Morocco breaks another ISIS cell

Sale – Moroccan authorities announced Monday they had dismantled a militant cell planning to create an Islamic state (ISIS) affiliated, seizing weapons and bomb-making material in raids on their hideouts.
The cell is the latest in a series of radical groups Morocco says it has discovered. The group operated in the southern city of Essaouira and the central town of Sidi Allal Al-Bahraoui.
In the offices of the Central Bureau of Judicial Investigation (BCIJ), journalists were presented arms, ammunition, stun guns, swords and materials seized bomb hideouts.
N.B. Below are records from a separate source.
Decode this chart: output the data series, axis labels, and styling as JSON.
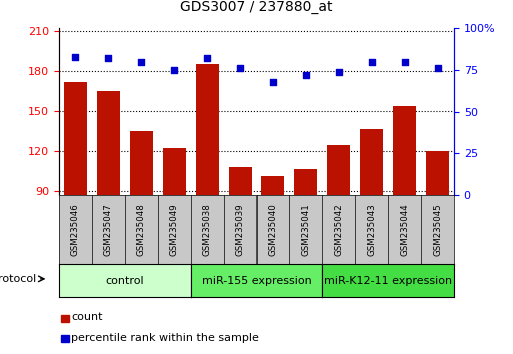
{
  "title": "GDS3007 / 237880_at",
  "samples": [
    "GSM235046",
    "GSM235047",
    "GSM235048",
    "GSM235049",
    "GSM235038",
    "GSM235039",
    "GSM235040",
    "GSM235041",
    "GSM235042",
    "GSM235043",
    "GSM235044",
    "GSM235045"
  ],
  "bar_values": [
    172,
    165,
    135,
    122,
    185,
    108,
    101,
    106,
    124,
    136,
    154,
    120
  ],
  "dot_values": [
    83,
    82,
    80,
    75,
    82,
    76,
    68,
    72,
    74,
    80,
    80,
    76
  ],
  "groups": [
    {
      "label": "control",
      "start": 0,
      "end": 4,
      "color": "#ccffcc"
    },
    {
      "label": "miR-155 expression",
      "start": 4,
      "end": 8,
      "color": "#66ee66"
    },
    {
      "label": "miR-K12-11 expression",
      "start": 8,
      "end": 12,
      "color": "#44dd44"
    }
  ],
  "ylim_left": [
    87,
    212
  ],
  "ylim_right": [
    0,
    100
  ],
  "yticks_left": [
    90,
    120,
    150,
    180,
    210
  ],
  "yticks_right": [
    0,
    25,
    50,
    75,
    100
  ],
  "bar_color": "#bb1100",
  "dot_color": "#0000cc",
  "bar_width": 0.7,
  "col_bg_color": "#c8c8c8",
  "plot_bg": "#ffffff",
  "legend_items": [
    {
      "label": "count",
      "color": "#bb1100"
    },
    {
      "label": "percentile rank within the sample",
      "color": "#0000cc"
    }
  ]
}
BCIJ is the judicial
part of the Moroccan domestic intelligence service.
The five members of the group had pledged allegiance to ISIS, and planned to create a local offshoot called the Caliphate troops in Morocco, at the head office Abdelhak Khayyam said.
The group’s name is inspired by the Algerian group soldiers caliphate, a breakaway faction of Al Qaeda who had declared allegiance to ISIS last year before the kidnapping and beheading of a French tourist.
“The weapons came to Morocco through the eastern borders with Algeria,” said Khayyam.
Hundreds of fighters from Morocco and other North African countries like Tunisia and Algeria have joined Islamist militant forces in the war in Syria. Some threaten to return and create a new wing jihadists in their country of origin, say security experts.